The Media Change & Innovation Division analyzes driving forces, the evolution, the impact and the governance of media change. It investigates technical, social, economic and political innovations and focuses on social science aspects of mediatisation/information society, emphasizing in particular the phenomenon of convergence and the Internet.
Please find all current and past projects here: Research projects
Exemplary research questions include:
Driving forces:
- How can media change be theoretically grasped?
- How do innovations occur?
- How do technical, economic, political and social change interrelate?
Evolution:
- What diffusion patterns of the Internet and New Media are discernable?
- How can the diffusion patterns be explained?
Impact:
- What consequences arise for the economics and politics of communications in general, and for communications research in particular?

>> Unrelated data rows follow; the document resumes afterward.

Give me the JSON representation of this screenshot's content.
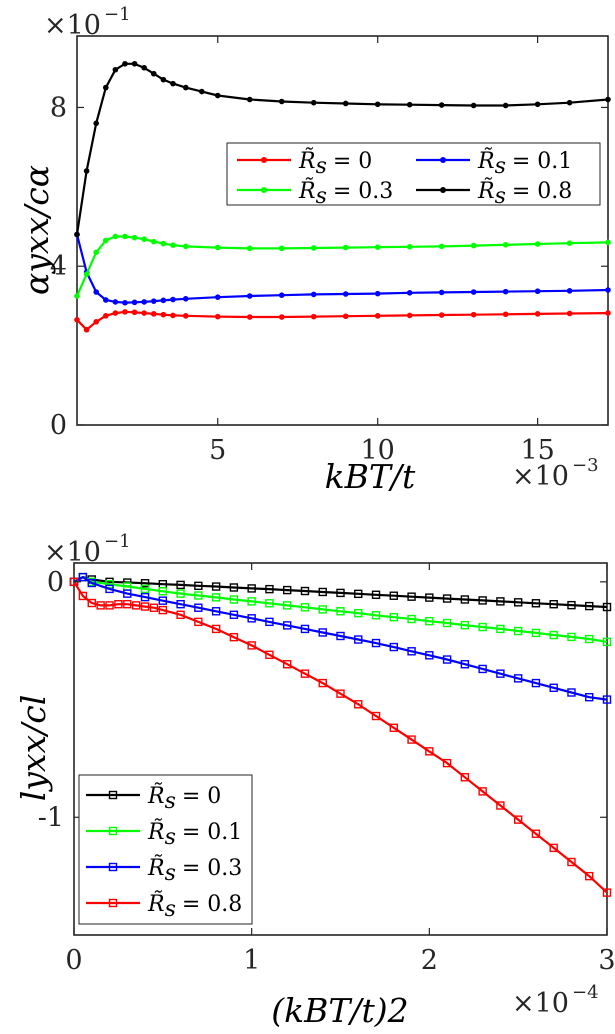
{
  "chart_data": [
    {
      "type": "line",
      "marker": "dot",
      "ylabel": "αyxx/cα",
      "xlabel": "kBT/t",
      "x_multiplier": "×10^-3",
      "y_multiplier": "×10^-1",
      "x_multiplier_base": "×10",
      "x_multiplier_exp": "−3",
      "y_multiplier_base": "×10",
      "y_multiplier_exp": "−1",
      "xlim": [
        0.6,
        17.2
      ],
      "ylim": [
        0,
        9.8
      ],
      "xticks": [
        5,
        10,
        15
      ],
      "xticklabels": [
        "5",
        "10",
        "15"
      ],
      "yticks": [
        0,
        4,
        8
      ],
      "yticklabels": [
        "0",
        "4",
        "8"
      ],
      "legend_position": "top-right",
      "legend_columns": 2,
      "series": [
        {
          "name": "R̃s = 0",
          "legend_symbol": "R̃",
          "legend_sub": "s",
          "legend_value": "= 0",
          "color": "#ff0000",
          "x": [
            0.6,
            0.9,
            1.2,
            1.5,
            1.8,
            2.1,
            2.4,
            2.7,
            3.0,
            3.3,
            3.6,
            4.0,
            5.0,
            6.0,
            7.0,
            8.0,
            9.0,
            10.0,
            11.0,
            12.0,
            13.0,
            14.0,
            15.0,
            16.0,
            17.2
          ],
          "y": [
            2.65,
            2.4,
            2.6,
            2.75,
            2.82,
            2.85,
            2.84,
            2.82,
            2.8,
            2.78,
            2.76,
            2.75,
            2.73,
            2.72,
            2.72,
            2.73,
            2.74,
            2.75,
            2.76,
            2.77,
            2.78,
            2.79,
            2.8,
            2.81,
            2.82
          ]
        },
        {
          "name": "R̃s = 0.1",
          "legend_symbol": "R̃",
          "legend_sub": "s",
          "legend_value": "= 0.1",
          "color": "#0000ff",
          "x": [
            0.6,
            0.9,
            1.2,
            1.5,
            1.8,
            2.1,
            2.4,
            2.7,
            3.0,
            3.3,
            3.6,
            4.0,
            5.0,
            6.0,
            7.0,
            8.0,
            9.0,
            10.0,
            11.0,
            12.0,
            13.0,
            14.0,
            15.0,
            16.0,
            17.2
          ],
          "y": [
            4.8,
            3.85,
            3.35,
            3.15,
            3.1,
            3.08,
            3.09,
            3.1,
            3.12,
            3.14,
            3.16,
            3.18,
            3.22,
            3.25,
            3.27,
            3.29,
            3.3,
            3.31,
            3.33,
            3.34,
            3.35,
            3.36,
            3.37,
            3.38,
            3.4
          ]
        },
        {
          "name": "R̃s = 0.3",
          "legend_symbol": "R̃",
          "legend_sub": "s",
          "legend_value": "= 0.3",
          "color": "#00ff00",
          "x": [
            0.6,
            0.9,
            1.2,
            1.5,
            1.8,
            2.1,
            2.4,
            2.7,
            3.0,
            3.3,
            3.6,
            4.0,
            5.0,
            6.0,
            7.0,
            8.0,
            9.0,
            10.0,
            11.0,
            12.0,
            13.0,
            14.0,
            15.0,
            16.0,
            17.2
          ],
          "y": [
            3.25,
            3.8,
            4.35,
            4.65,
            4.75,
            4.75,
            4.72,
            4.68,
            4.62,
            4.57,
            4.53,
            4.5,
            4.47,
            4.45,
            4.45,
            4.46,
            4.47,
            4.48,
            4.49,
            4.5,
            4.52,
            4.54,
            4.56,
            4.58,
            4.6
          ]
        },
        {
          "name": "R̃s = 0.8",
          "legend_symbol": "R̃",
          "legend_sub": "s",
          "legend_value": "= 0.8",
          "color": "#000000",
          "x": [
            0.6,
            0.9,
            1.2,
            1.5,
            1.8,
            2.1,
            2.4,
            2.7,
            3.0,
            3.3,
            3.6,
            4.0,
            4.5,
            5.0,
            6.0,
            7.0,
            8.0,
            9.0,
            10.0,
            11.0,
            12.0,
            13.0,
            14.0,
            15.0,
            16.0,
            17.2
          ],
          "y": [
            4.8,
            6.4,
            7.6,
            8.5,
            8.95,
            9.1,
            9.1,
            9.0,
            8.85,
            8.7,
            8.6,
            8.5,
            8.4,
            8.3,
            8.2,
            8.15,
            8.12,
            8.1,
            8.08,
            8.07,
            8.06,
            8.05,
            8.05,
            8.08,
            8.12,
            8.2
          ]
        }
      ]
    },
    {
      "type": "line",
      "marker": "square",
      "ylabel": "lyxx/cl",
      "xlabel": "(kBT/t)2",
      "x_multiplier": "×10^-4",
      "y_multiplier": "×10^-1",
      "x_multiplier_base": "×10",
      "x_multiplier_exp": "−4",
      "y_multiplier_base": "×10",
      "y_multiplier_exp": "−1",
      "xlim": [
        0,
        3
      ],
      "ylim": [
        -1.5,
        0.08
      ],
      "xticks": [
        0,
        1,
        2,
        3
      ],
      "xticklabels": [
        "0",
        "1",
        "2",
        "3"
      ],
      "yticks": [
        -1,
        0
      ],
      "yticklabels": [
        "-1",
        "0"
      ],
      "legend_position": "bottom-left",
      "legend_columns": 1,
      "series": [
        {
          "name": "R̃s = 0",
          "legend_symbol": "R̃",
          "legend_sub": "s",
          "legend_value": "= 0",
          "color": "#000000",
          "x": [
            0,
            0.05,
            0.1,
            0.2,
            0.3,
            0.4,
            0.5,
            0.6,
            0.7,
            0.8,
            0.9,
            1.0,
            1.1,
            1.2,
            1.3,
            1.4,
            1.5,
            1.6,
            1.7,
            1.8,
            1.9,
            2.0,
            2.1,
            2.2,
            2.3,
            2.4,
            2.5,
            2.6,
            2.7,
            2.8,
            2.9,
            3.0
          ],
          "y": [
            0.0,
            0.02,
            0.01,
            0.0,
            -0.003,
            -0.006,
            -0.01,
            -0.013,
            -0.017,
            -0.02,
            -0.024,
            -0.028,
            -0.031,
            -0.035,
            -0.039,
            -0.043,
            -0.047,
            -0.051,
            -0.055,
            -0.059,
            -0.063,
            -0.067,
            -0.071,
            -0.075,
            -0.079,
            -0.083,
            -0.087,
            -0.091,
            -0.095,
            -0.099,
            -0.103,
            -0.107
          ]
        },
        {
          "name": "R̃s = 0.1",
          "legend_symbol": "R̃",
          "legend_sub": "s",
          "legend_value": "= 0.1",
          "color": "#00ff00",
          "x": [
            0,
            0.05,
            0.1,
            0.2,
            0.3,
            0.4,
            0.5,
            0.6,
            0.7,
            0.8,
            0.9,
            1.0,
            1.1,
            1.2,
            1.3,
            1.4,
            1.5,
            1.6,
            1.7,
            1.8,
            1.9,
            2.0,
            2.1,
            2.2,
            2.3,
            2.4,
            2.5,
            2.6,
            2.7,
            2.8,
            2.9,
            3.0
          ],
          "y": [
            0.0,
            0.02,
            0.0,
            -0.01,
            -0.02,
            -0.03,
            -0.04,
            -0.05,
            -0.058,
            -0.066,
            -0.075,
            -0.083,
            -0.091,
            -0.1,
            -0.108,
            -0.117,
            -0.125,
            -0.133,
            -0.142,
            -0.15,
            -0.158,
            -0.167,
            -0.175,
            -0.184,
            -0.192,
            -0.2,
            -0.209,
            -0.217,
            -0.226,
            -0.234,
            -0.243,
            -0.255
          ]
        },
        {
          "name": "R̃s = 0.3",
          "legend_symbol": "R̃",
          "legend_sub": "s",
          "legend_value": "= 0.3",
          "color": "#0000ff",
          "x": [
            0,
            0.05,
            0.1,
            0.2,
            0.3,
            0.4,
            0.5,
            0.6,
            0.7,
            0.8,
            0.9,
            1.0,
            1.1,
            1.2,
            1.3,
            1.4,
            1.5,
            1.6,
            1.7,
            1.8,
            1.9,
            2.0,
            2.1,
            2.2,
            2.3,
            2.4,
            2.5,
            2.6,
            2.7,
            2.8,
            2.9,
            3.0
          ],
          "y": [
            0.0,
            0.02,
            -0.005,
            -0.03,
            -0.05,
            -0.065,
            -0.08,
            -0.095,
            -0.11,
            -0.125,
            -0.14,
            -0.155,
            -0.17,
            -0.185,
            -0.2,
            -0.215,
            -0.23,
            -0.245,
            -0.26,
            -0.277,
            -0.295,
            -0.312,
            -0.33,
            -0.35,
            -0.37,
            -0.39,
            -0.41,
            -0.43,
            -0.45,
            -0.47,
            -0.49,
            -0.5
          ]
        },
        {
          "name": "R̃s = 0.8",
          "legend_symbol": "R̃",
          "legend_sub": "s",
          "legend_value": "= 0.8",
          "color": "#ff0000",
          "x": [
            0,
            0.05,
            0.1,
            0.15,
            0.2,
            0.25,
            0.3,
            0.35,
            0.4,
            0.45,
            0.5,
            0.6,
            0.7,
            0.8,
            0.9,
            1.0,
            1.1,
            1.2,
            1.3,
            1.4,
            1.5,
            1.6,
            1.7,
            1.8,
            1.9,
            2.0,
            2.1,
            2.2,
            2.3,
            2.4,
            2.5,
            2.6,
            2.7,
            2.8,
            2.9,
            3.0
          ],
          "y": [
            0.0,
            -0.06,
            -0.09,
            -0.1,
            -0.1,
            -0.095,
            -0.095,
            -0.1,
            -0.105,
            -0.11,
            -0.12,
            -0.14,
            -0.17,
            -0.2,
            -0.235,
            -0.27,
            -0.31,
            -0.35,
            -0.39,
            -0.43,
            -0.475,
            -0.52,
            -0.57,
            -0.62,
            -0.67,
            -0.72,
            -0.77,
            -0.83,
            -0.89,
            -0.95,
            -1.01,
            -1.07,
            -1.13,
            -1.19,
            -1.25,
            -1.32
          ]
        }
      ]
    }
  ]
}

- What business models (value propositions, value chains, revenues) characterize the Internet and New Media? How do market structures change?
- Are traditional media substituted by new media?
- What are the implications for public service broadcasting?
- What are the consequences for communications theory?
- What are the social consequences of media change in general and on data and consumer protection and the digital divide in particular?
- What are the consequences for media concentration control?
Governance/Controllability:
- To what extent is media change controllable and shapeable?
- What patterns of governance emerge for the convergent communications sector and for the Internet in particular?
- Does media convergence entail the end of sector-specific regulation and what is the standing of competition law?
- How does the role of the state change in the convergent communications sector, how important are self- and co-regulation?